The week following the food project was probably the week that Mike and I fought the most about the project. At the time, neither of us really knew what the others' post-project plans were. We both knew that the experience had changed and educated us and that we were each going to continue eating local food to some degree....but that degree was unknown.

We should have had a formal debriefing on our exit strategy but we didn't; and our lives are busy, so that discussion fell off the to-do list pretty fast.

And so, on the first day after the project, I was craving an egg sandwich with tomatoes and orange juice for lunch so I went to Harris Teeter and just bought what I needed. Everything I needed was there...all in one store...already collected, prepared and packaged.

My thinking: I knew that we didn't have eggs at home, and that if I wanted local eggs I would have to 1) either wait until the weekend to go to the Ovis Hill farmers market or 2) drive out to the Lucas Street farmer's market where they may or may not have eggs, depending on who was there that day. And we didn't have bread for my sandwich, which I would have to make personally if I wanted local bread (the process takes 4-6 hours). I knew that we didn't have tomatoes at home either. And orange juice...no way.

So I indulged.

On the one hand, it was a very freeing experience; one that I had been looking forward to....just the simple experience of craving a particular food and having the freedom to walk into a store and buy the needed ingredients right then and there. It's the plague of convenience. We don't even realize how thankful we should be for that luxury. What you want, when you want it, no hassle.

On the other hand, I felt guilty for abandoning the project so quickly. We had worked so hard and I knew that if I just waited until the weekend I could have a completely local egg sandwich with tomatoes (no OJ though).

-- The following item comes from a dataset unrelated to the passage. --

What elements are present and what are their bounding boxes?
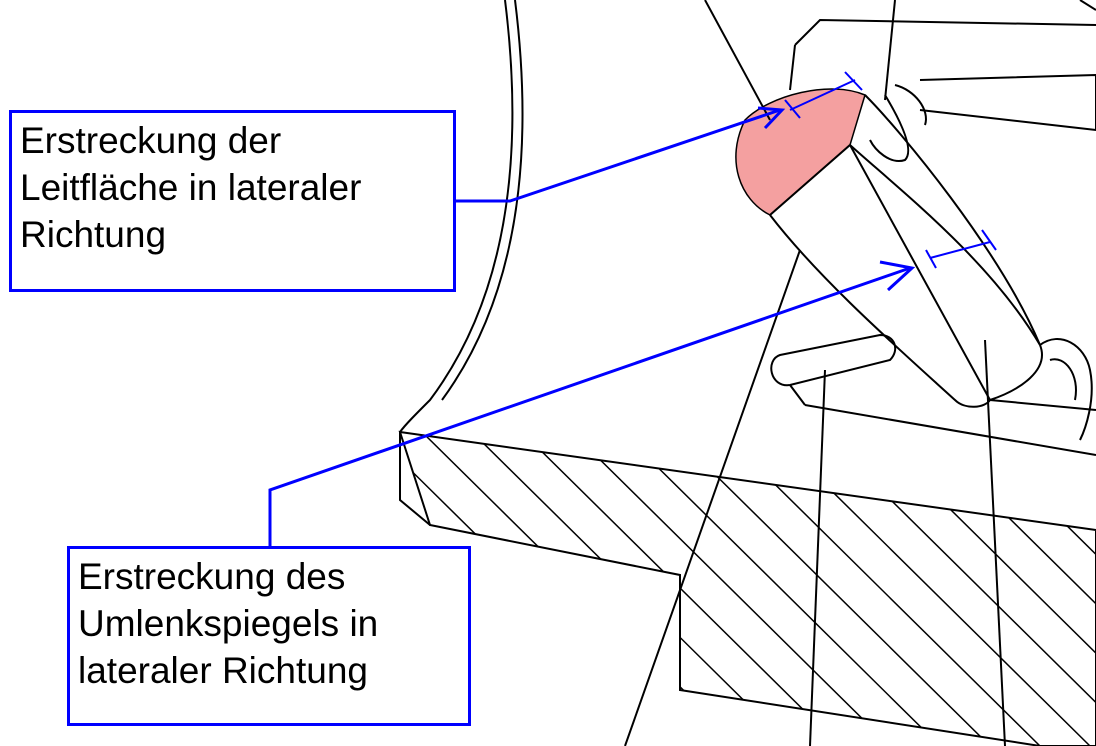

And that if I waited, I'd be supporting Charlie Caldwell and his family rather than some giant unknown, mono-culture, mega-farm that probably doesn't pay its workers a fair days wage.

But the project was over and I had been waiting for a damn year to exercise my freedom of convenience, so I did.

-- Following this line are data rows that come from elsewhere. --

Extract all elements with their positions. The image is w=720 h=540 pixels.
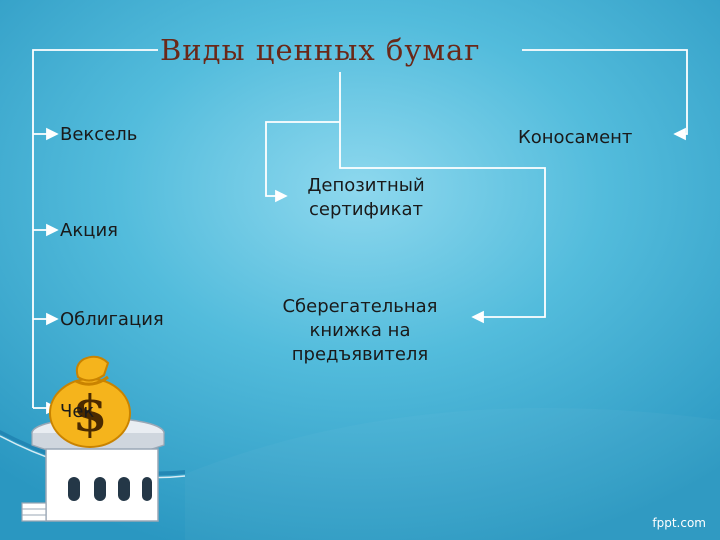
node-sber-line-2: книжка на xyxy=(309,320,411,341)
node-sberegatelnaya-knizhka: Сберегательная книжка на предъявителя xyxy=(248,295,472,367)
money-bag-icon: $ xyxy=(49,355,131,448)
node-veksel: Вексель xyxy=(60,124,138,145)
node-akciya: Акция xyxy=(60,220,118,241)
diagram-title: Виды ценных бумаг xyxy=(160,33,481,67)
connector-depozit xyxy=(265,121,340,203)
node-konosament: Коносамент xyxy=(518,127,633,148)
node-depozitnyj-sertifikat: Депозитный сертификат xyxy=(280,174,452,222)
footer-brand: fppt.com xyxy=(652,516,706,530)
connector-title-right xyxy=(522,49,688,141)
node-sber-line-3: предъявителя xyxy=(291,344,429,365)
node-depoz-line-1: Депозитный xyxy=(307,175,425,196)
node-obligaciya: Облигация xyxy=(60,309,164,330)
node-depoz-line-2: сертификат xyxy=(308,199,424,220)
connector-title-left xyxy=(32,49,158,408)
node-sber-line-1: Сберегательная xyxy=(282,296,438,317)
bank-building-icon: $ xyxy=(21,355,165,522)
svg-text:$: $ xyxy=(73,384,108,443)
node-chek: Чек xyxy=(60,401,95,422)
connector-center xyxy=(339,72,546,324)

And I caught damn hell for it when I came home. Mike flipped out and we both said terrible things about the others eating habits. Taken out of context the argument would probably sound pretty ridiculous but for us it is and was very serious and real. I lost my appetite and went back to work absolutely livid.

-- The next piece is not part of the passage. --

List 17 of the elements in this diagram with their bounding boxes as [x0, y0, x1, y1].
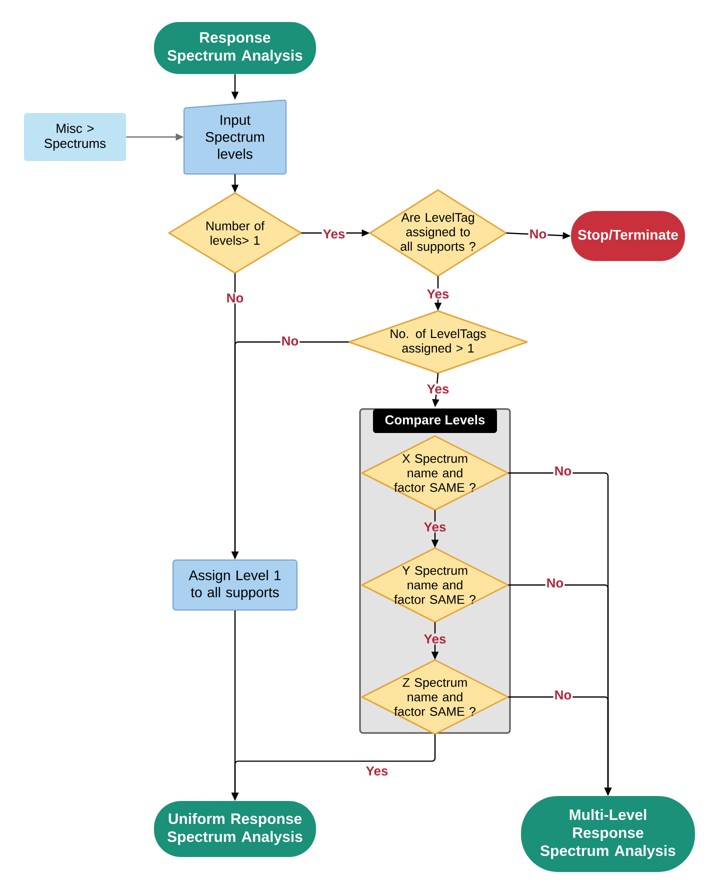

The Aftermath: things are calm now. We have a good mixture of luxury and local. Mike has his coffee and beer. I have yogurt and wine. We still haven't really had the exit strategy talk but recent events have sort of eliminated that need for the time being. I was able to buy a ton of local produce at McBee's Farm recently and Mike, on a fishing trip in the mountains with Matt a couple weekends ago, came home with a bushel of vine ripened tomatoes that they picked. So we have been making/eating totally local minestrone soups, rattetouille, homemade tomato sauce, and a variety of stir-frys. Once all that runs out, then hopefully we'll revisit the issue...and I'll keep you posted.


2 comments:

Ryan said...

Nice job you guys. I've enjoyed reading about it. Impressive!

pluvlaw said...

The parallels between you guys and the Bush administration are shocking. No formal debriefings or exit strategy...Shameful.